The confidentiality obligation continues beyond termination of the contractual relationship for five years. Employees and third parties who gain access to confidential information must be correspondingly obligated. In case of breach of confidentiality obligation, the injured party is entitled to demand damages and sue for injunction.
§ 13 Changes to General Terms and Conditions
The Provider is entitled to change these General Terms and Conditions with six weeks' advance notice insofar as changes are necessary to account for changed legal framework conditions, consider new technical developments, or adjust the business relationship between the parties. Changes are communicated to the Customer via email or customer account and are deemed approved if the Customer does not object in writing within four weeks of receipt of the change notification.
If the Customer objects to the changes, the Provider is entitled to terminate the contractual relationship with four weeks' notice. In this case, the Customer may use the software under the previous conditions until expiration of the notice period. The Customer is expressly informed in the change notification of their right to object, the legal consequences of objection, and the significance of the silence period.
Material deterioration of service or significant increase in compensation requires express consent of the Customer. Material deteriorations include particularly restriction of essential functions, reduction of guaranteed availability by more than one percent, or introduction of additional usage restrictions.
§ 14 Severability Clause and Final Provisions
Should individual provisions of these General Terms and Conditions be or become invalid or unenforceable, this does not affect the validity of the remaining provisions. The invalid or unenforceable provision is deemed replaced by a valid and enforceable provision that comes closest to the economic purpose of the invalid or unenforceable provision. The same applies to any regulatory gaps.

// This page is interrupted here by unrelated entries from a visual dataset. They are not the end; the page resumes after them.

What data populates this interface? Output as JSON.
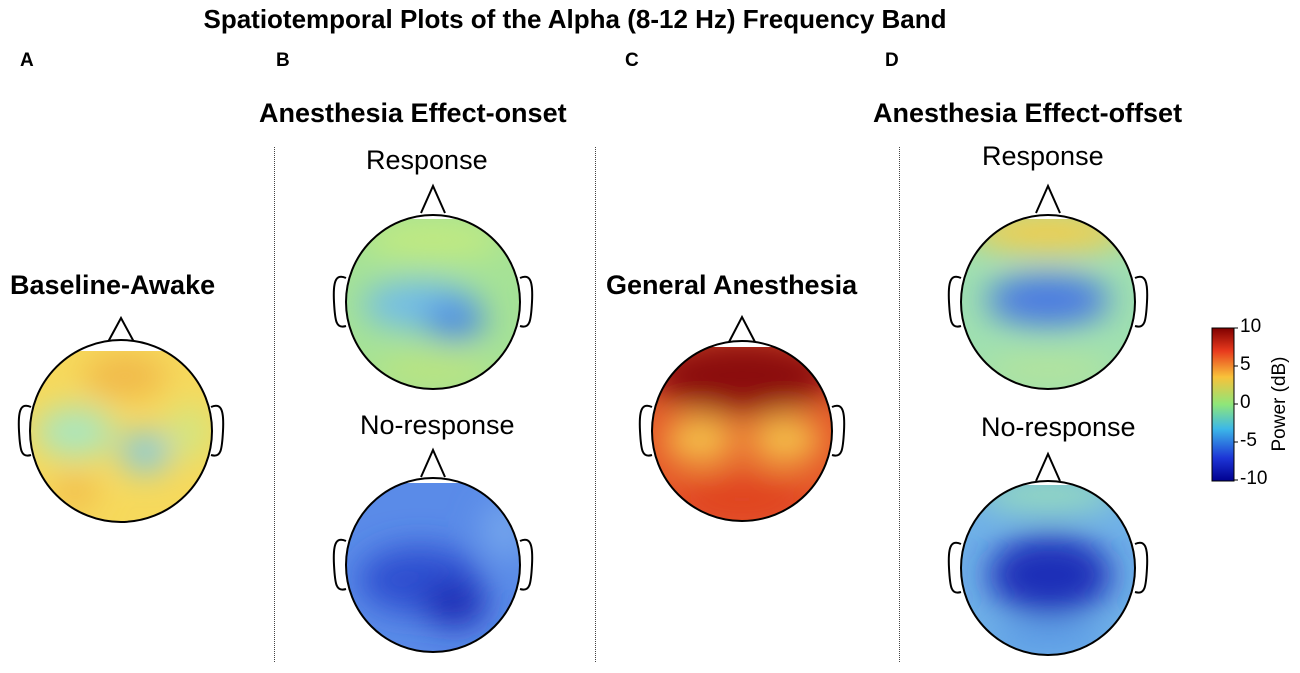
{
  "figure": {
    "title": "Spatiotemporal Plots of the Alpha (8-12 Hz) Frequency Band",
    "panels": {
      "A": {
        "letter": "A",
        "condition": "Baseline-Awake"
      },
      "B": {
        "letter": "B",
        "title": "Anesthesia Effect-onset",
        "top_label": "Response",
        "bottom_label": "No-response"
      },
      "C": {
        "letter": "C",
        "condition": "General Anesthesia"
      },
      "D": {
        "letter": "D",
        "title": "Anesthesia Effect-offset",
        "top_label": "Response",
        "bottom_label": "No-response"
      }
    },
    "colorbar": {
      "label": "Power (dB)",
      "ticks": [
        "10",
        "5",
        "0",
        "-5",
        "-10"
      ],
      "range": [
        -10,
        10
      ],
      "colormap": "jet",
      "stops": [
        "#7f0000",
        "#e83a1d",
        "#f8c23a",
        "#8ee67a",
        "#3cb7e8",
        "#1d35d6",
        "#00008f"
      ]
    }
  },
  "chart_data": {
    "type": "heatmap",
    "title": "Spatiotemporal Plots of the Alpha (8-12 Hz) Frequency Band",
    "colorbar_label": "Power (dB)",
    "value_range": [
      -10,
      10
    ],
    "maps": [
      {
        "panel": "A",
        "condition": "Baseline-Awake",
        "approx_mean_db": 2,
        "pattern": "mostly yellow, cyan posterior patch"
      },
      {
        "panel": "B",
        "condition": "Anesthesia Effect-onset",
        "group": "Response",
        "approx_mean_db": -3,
        "pattern": "green frontal, blue central-posterior"
      },
      {
        "panel": "B",
        "condition": "Anesthesia Effect-onset",
        "group": "No-response",
        "approx_mean_db": -8,
        "pattern": "blue overall, darkest posterior"
      },
      {
        "panel": "C",
        "condition": "General Anesthesia",
        "approx_mean_db": 8,
        "pattern": "dark red frontal, orange posterior"
      },
      {
        "panel": "D",
        "condition": "Anesthesia Effect-offset",
        "group": "Response",
        "approx_mean_db": -2,
        "pattern": "yellow frontal, blue central"
      },
      {
        "panel": "D",
        "condition": "Anesthesia Effect-offset",
        "group": "No-response",
        "approx_mean_db": -8,
        "pattern": "dark blue central, cyan periphery"
      }
    ]
  }
}
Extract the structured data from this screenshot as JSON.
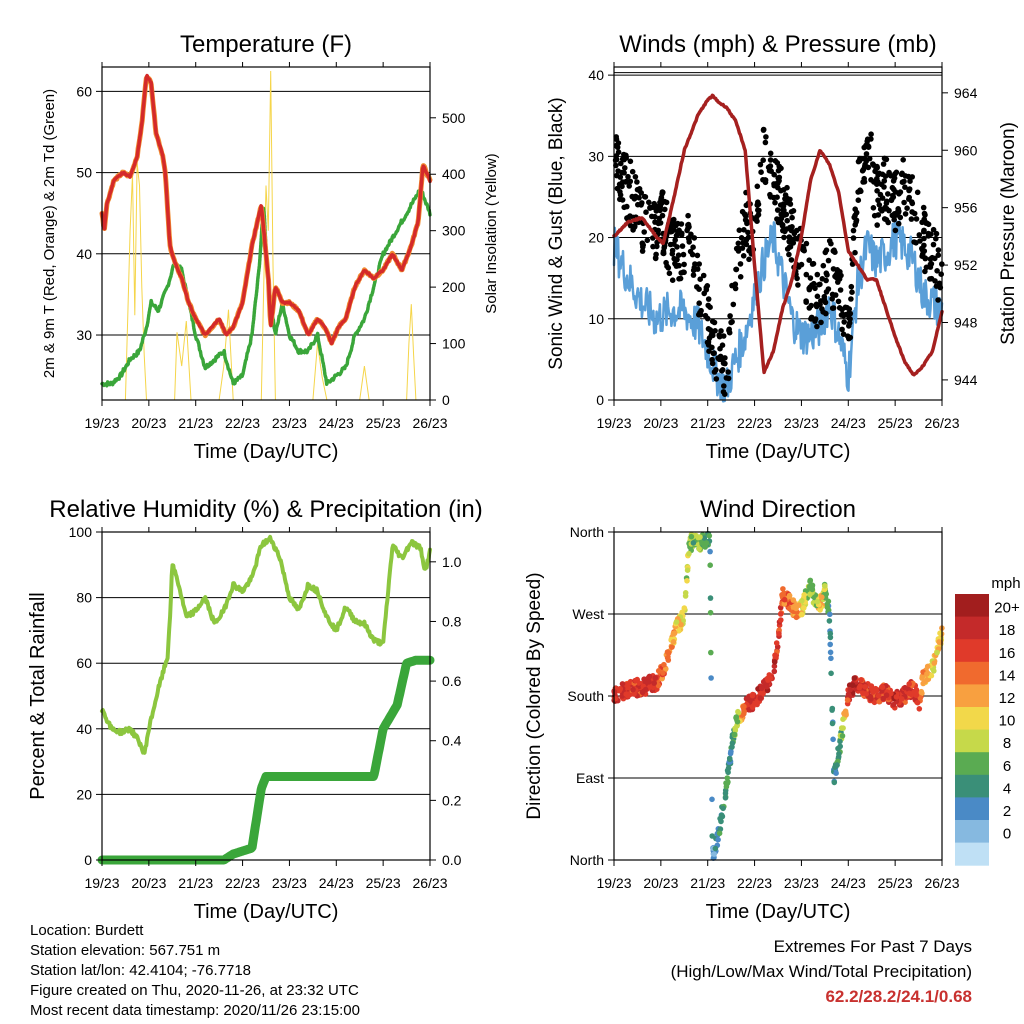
{
  "x_ticks": [
    "19/23",
    "20/23",
    "21/23",
    "22/23",
    "23/23",
    "24/23",
    "25/23",
    "26/23"
  ],
  "x_label": "Time (Day/UTC)",
  "info": {
    "location": "Location: Burdett",
    "elevation": "Station elevation: 567.751 m",
    "latlon": "Station lat/lon: 42.4104; -76.7718",
    "created": "Figure created on Thu, 2020-11-26, at 23:32 UTC",
    "recent": "Most recent data timestamp: 2020/11/26 23:15:00"
  },
  "extremes": {
    "title": "Extremes For Past 7 Days",
    "subtitle": "(High/Low/Max Wind/Total Precipitation)",
    "values": "62.2/28.2/24.1/0.68"
  },
  "colors": {
    "temp": "#d42a2a",
    "temp9m": "#f08a30",
    "dewpoint": "#3aa63a",
    "solar": "#f5d54a",
    "wind": "#5a9fd8",
    "gust": "#000000",
    "pressure": "#a5201f",
    "rh": "#8cc63f",
    "precip": "#3aa63a"
  },
  "chart_data": [
    {
      "type": "line",
      "title": "Temperature (F)",
      "xlabel": "Time (Day/UTC)",
      "ylabel": "2m & 9m T (Red, Orange) & 2m Td (Green)",
      "y2label": "Solar Insolation (Yellow)",
      "xlim": [
        0,
        7
      ],
      "ylim": [
        22,
        63
      ],
      "y2lim": [
        0,
        590
      ],
      "yticks": [
        30,
        40,
        50,
        60
      ],
      "y2ticks": [
        0,
        100,
        200,
        300,
        400,
        500
      ],
      "grid": true,
      "series": [
        {
          "role": "temperature_2m",
          "x": [
            0,
            0.05,
            0.1,
            0.25,
            0.45,
            0.6,
            0.75,
            0.85,
            0.95,
            1.05,
            1.15,
            1.3,
            1.35,
            1.45,
            1.55,
            1.7,
            1.85,
            2.0,
            2.2,
            2.35,
            2.5,
            2.65,
            2.8,
            3.0,
            3.2,
            3.4,
            3.55,
            3.6,
            3.7,
            3.85,
            4.0,
            4.2,
            4.4,
            4.6,
            4.75,
            4.9,
            5.05,
            5.2,
            5.4,
            5.6,
            5.8,
            6.0,
            6.2,
            6.4,
            6.6,
            6.75,
            6.85,
            7.0
          ],
          "y": [
            45,
            43,
            46,
            49,
            50,
            49.5,
            52,
            56,
            62,
            61,
            55,
            52,
            50,
            41,
            39,
            37,
            34,
            32,
            30,
            31,
            32,
            30,
            31,
            34,
            41,
            46,
            37,
            31,
            36,
            34,
            34,
            33,
            30,
            32,
            31,
            29,
            31,
            32,
            36,
            38,
            37,
            38,
            40,
            38,
            41,
            44,
            51,
            49
          ]
        },
        {
          "role": "dewpoint_2m",
          "x": [
            0,
            0.2,
            0.4,
            0.6,
            0.8,
            0.95,
            1.05,
            1.2,
            1.4,
            1.55,
            1.7,
            1.85,
            2.0,
            2.2,
            2.4,
            2.6,
            2.8,
            3.0,
            3.2,
            3.35,
            3.45,
            3.55,
            3.7,
            3.85,
            4.0,
            4.2,
            4.4,
            4.6,
            4.8,
            5.0,
            5.2,
            5.4,
            5.6,
            5.8,
            6.0,
            6.2,
            6.4,
            6.6,
            6.8,
            7.0
          ],
          "y": [
            24,
            24,
            25,
            27,
            28,
            31,
            34,
            33,
            36,
            39,
            38,
            34,
            30,
            26,
            27,
            28,
            24,
            25,
            30,
            38,
            46,
            36,
            30,
            34,
            30,
            28,
            28,
            30,
            24,
            25,
            26,
            30,
            32,
            36,
            40,
            42,
            44,
            46,
            48,
            45
          ]
        },
        {
          "role": "solar_insolation",
          "x": [
            0.5,
            0.55,
            0.6,
            0.65,
            0.7,
            0.75,
            0.8,
            0.85,
            0.9,
            0.95,
            1.55,
            1.6,
            1.7,
            1.8,
            1.9,
            2.5,
            2.6,
            2.7,
            2.8,
            3.4,
            3.45,
            3.5,
            3.55,
            3.6,
            3.65,
            3.7,
            4.5,
            4.6,
            4.7,
            4.8,
            5.5,
            5.6,
            5.7,
            6.5,
            6.55,
            6.6,
            6.65,
            6.7
          ],
          "y": [
            0,
            150,
            300,
            400,
            150,
            420,
            380,
            200,
            80,
            0,
            0,
            120,
            60,
            140,
            0,
            0,
            60,
            160,
            0,
            0,
            200,
            380,
            300,
            583,
            240,
            0,
            0,
            100,
            40,
            0,
            0,
            60,
            0,
            0,
            100,
            170,
            80,
            0
          ]
        }
      ]
    },
    {
      "type": "scatter",
      "title": "Winds (mph) & Pressure (mb)",
      "xlabel": "Time (Day/UTC)",
      "ylabel": "Sonic Wind & Gust (Blue, Black)",
      "y2label": "Station Pressure (Maroon)",
      "xlim": [
        0,
        7
      ],
      "ylim": [
        0,
        41
      ],
      "y2lim": [
        942.6,
        965.8
      ],
      "yticks": [
        0,
        10,
        20,
        30,
        40
      ],
      "y2ticks": [
        944,
        948,
        952,
        956,
        960,
        964
      ],
      "grid": true,
      "series": [
        {
          "role": "sonic_wind",
          "x": [
            0,
            0.3,
            0.6,
            0.9,
            1.2,
            1.5,
            1.8,
            2.0,
            2.2,
            2.4,
            2.6,
            2.8,
            3.0,
            3.2,
            3.4,
            3.6,
            3.8,
            4.0,
            4.2,
            4.4,
            4.6,
            4.8,
            5.0,
            5.2,
            5.4,
            5.6,
            5.8,
            6.0,
            6.2,
            6.4,
            6.6,
            6.8,
            7.0
          ],
          "y": [
            19,
            15,
            12,
            10,
            11,
            11,
            9,
            6,
            3,
            1.5,
            5,
            8,
            13,
            17,
            20,
            15,
            10,
            8,
            8,
            9,
            12,
            8,
            3,
            14,
            19,
            17,
            18,
            20,
            19,
            17,
            13,
            12,
            11
          ]
        },
        {
          "role": "gust",
          "x": [
            0,
            0.2,
            0.4,
            0.6,
            0.8,
            1.0,
            1.2,
            1.4,
            1.6,
            1.8,
            2.0,
            2.2,
            2.4,
            2.6,
            2.8,
            3.0,
            3.2,
            3.4,
            3.6,
            3.8,
            4.0,
            4.2,
            4.4,
            4.6,
            4.8,
            5.0,
            5.2,
            5.4,
            5.6,
            5.8,
            6.0,
            6.2,
            6.4,
            6.6,
            6.8,
            7.0
          ],
          "y": [
            30,
            27,
            25,
            22,
            20,
            23,
            19,
            18,
            21,
            14,
            10,
            6,
            4,
            15,
            22,
            19,
            31,
            27,
            24,
            20,
            17,
            14,
            12,
            16,
            13,
            7,
            27,
            32,
            25,
            26,
            24,
            26,
            23,
            20,
            18,
            15
          ]
        },
        {
          "role": "pressure",
          "x": [
            0,
            0.3,
            0.6,
            0.9,
            1.05,
            1.3,
            1.5,
            1.8,
            2.0,
            2.1,
            2.25,
            2.4,
            2.6,
            2.8,
            3.0,
            3.2,
            3.4,
            3.6,
            3.8,
            4.0,
            4.2,
            4.4,
            4.6,
            4.8,
            5.0,
            5.2,
            5.4,
            5.6,
            5.8,
            6.0,
            6.2,
            6.4,
            6.6,
            6.8,
            7.0
          ],
          "y": [
            954,
            955,
            955.3,
            954,
            953.5,
            957,
            960,
            962.5,
            963.5,
            963.8,
            963.3,
            963,
            962,
            960,
            952,
            944.5,
            946,
            949,
            951,
            954,
            958,
            960,
            959,
            957,
            953,
            952,
            951,
            951,
            949,
            947,
            945.3,
            944.3,
            945,
            946,
            948.8
          ]
        }
      ]
    },
    {
      "type": "line",
      "title": "Relative Humidity (%) & Precipitation (in)",
      "xlabel": "Time (Day/UTC)",
      "ylabel": "Percent & Total Rainfall",
      "xlim": [
        0,
        7
      ],
      "ylim": [
        0,
        100
      ],
      "y2lim": [
        0,
        1.1
      ],
      "yticks": [
        0,
        20,
        40,
        60,
        80,
        100
      ],
      "y2ticks": [
        0.0,
        0.2,
        0.4,
        0.6,
        0.8,
        1.0
      ],
      "grid": true,
      "series": [
        {
          "role": "relative_humidity",
          "x": [
            0,
            0.1,
            0.2,
            0.4,
            0.6,
            0.8,
            0.9,
            1.0,
            1.2,
            1.4,
            1.45,
            1.5,
            1.6,
            1.7,
            1.8,
            2.0,
            2.2,
            2.4,
            2.6,
            2.8,
            3.0,
            3.2,
            3.4,
            3.5,
            3.6,
            3.8,
            4.0,
            4.2,
            4.4,
            4.6,
            4.8,
            5.0,
            5.2,
            5.4,
            5.6,
            5.8,
            6.0,
            6.2,
            6.4,
            6.6,
            6.8,
            6.9,
            7.0
          ],
          "y": [
            46,
            43,
            40,
            39,
            40,
            36,
            32,
            40,
            52,
            62,
            74,
            90,
            86,
            80,
            74,
            76,
            80,
            72,
            76,
            84,
            82,
            86,
            96,
            97,
            98,
            92,
            80,
            76,
            84,
            82,
            74,
            70,
            77,
            73,
            72,
            67,
            66,
            96,
            92,
            97,
            95,
            88,
            94
          ]
        },
        {
          "role": "total_precipitation",
          "x": [
            0,
            1.0,
            2.0,
            2.6,
            2.8,
            3.2,
            3.4,
            3.5,
            4.0,
            4.8,
            5.5,
            5.8,
            6.0,
            6.3,
            6.5,
            6.7,
            7.0
          ],
          "y": [
            0,
            0,
            0,
            0,
            0.02,
            0.04,
            0.24,
            0.28,
            0.28,
            0.28,
            0.28,
            0.28,
            0.44,
            0.52,
            0.66,
            0.67,
            0.67
          ]
        }
      ]
    },
    {
      "type": "scatter",
      "title": "Wind Direction",
      "xlabel": "Time (Day/UTC)",
      "ylabel": "Direction (Colored By Speed)",
      "xlim": [
        0,
        7
      ],
      "ylim": [
        0,
        360
      ],
      "ytick_labels": [
        "North",
        "East",
        "South",
        "West",
        "North"
      ],
      "yticks": [
        0,
        90,
        180,
        270,
        360
      ],
      "grid": true,
      "colorbar": {
        "label": "mph",
        "ticks": [
          "20+",
          "18",
          "16",
          "14",
          "12",
          "10",
          "8",
          "6",
          "4",
          "2",
          "0"
        ],
        "colors": [
          "#a21e1e",
          "#c42a2a",
          "#e03a2a",
          "#f06a2e",
          "#f8a040",
          "#f2d84a",
          "#c6d94a",
          "#5aab52",
          "#3a8f78",
          "#4a8ac6",
          "#86b9e0",
          "#bfe0f5"
        ]
      },
      "series": [
        {
          "role": "direction",
          "x": [
            0,
            0.2,
            0.4,
            0.6,
            0.8,
            0.9,
            1.0,
            1.1,
            1.2,
            1.3,
            1.4,
            1.5,
            1.6,
            1.7,
            1.8,
            1.9,
            2.0,
            2.05,
            2.1,
            2.2,
            2.3,
            2.4,
            2.5,
            2.6,
            2.8,
            3.0,
            3.2,
            3.4,
            3.6,
            3.8,
            3.9,
            4.0,
            4.1,
            4.2,
            4.3,
            4.4,
            4.5,
            4.6,
            4.7,
            4.8,
            4.9,
            5.0,
            5.1,
            5.2,
            5.4,
            5.6,
            5.8,
            6.0,
            6.2,
            6.4,
            6.5,
            6.6,
            6.8,
            7.0
          ],
          "y": [
            180,
            185,
            190,
            188,
            195,
            192,
            205,
            215,
            230,
            250,
            260,
            270,
            345,
            352,
            348,
            350,
            355,
            345,
            5,
            20,
            50,
            80,
            120,
            150,
            170,
            175,
            190,
            200,
            290,
            280,
            270,
            275,
            290,
            300,
            285,
            280,
            295,
            270,
            90,
            120,
            150,
            180,
            190,
            195,
            185,
            180,
            185,
            175,
            180,
            190,
            170,
            200,
            210,
            250
          ],
          "speed": [
            18,
            17,
            16,
            17,
            18,
            16,
            15,
            14,
            12,
            11,
            10,
            9,
            7,
            6,
            8,
            5,
            6,
            4,
            2,
            3,
            4,
            5,
            4,
            6,
            16,
            18,
            17,
            18,
            15,
            13,
            12,
            10,
            8,
            6,
            7,
            12,
            8,
            3,
            3,
            5,
            9,
            17,
            18,
            17,
            16,
            17,
            16,
            18,
            17,
            16,
            15,
            12,
            10,
            11
          ]
        }
      ]
    }
  ]
}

German law applies to the contractual relationship excluding the UN Sales Convention (CISG). Exclusive jurisdiction for all disputes arising from or in connection with this contractual relationship is Hannover, provided the Customer is a merchant, legal entity under public law, or special fund under public law. However, the Provider is also entitled to sue the Customer at their general place of jurisdiction.
Changes and additions to these General Terms and Conditions require written form. This also applies to waiver of the written form requirement. No oral side agreements exist. The contract remains binding in its other parts even if individual points are legally invalid. Instead of invalid points, legal provisions apply where available. The German and English versions of these Terms and Conditions are legally equivalent; in case of contradictions, the German version takes precedence.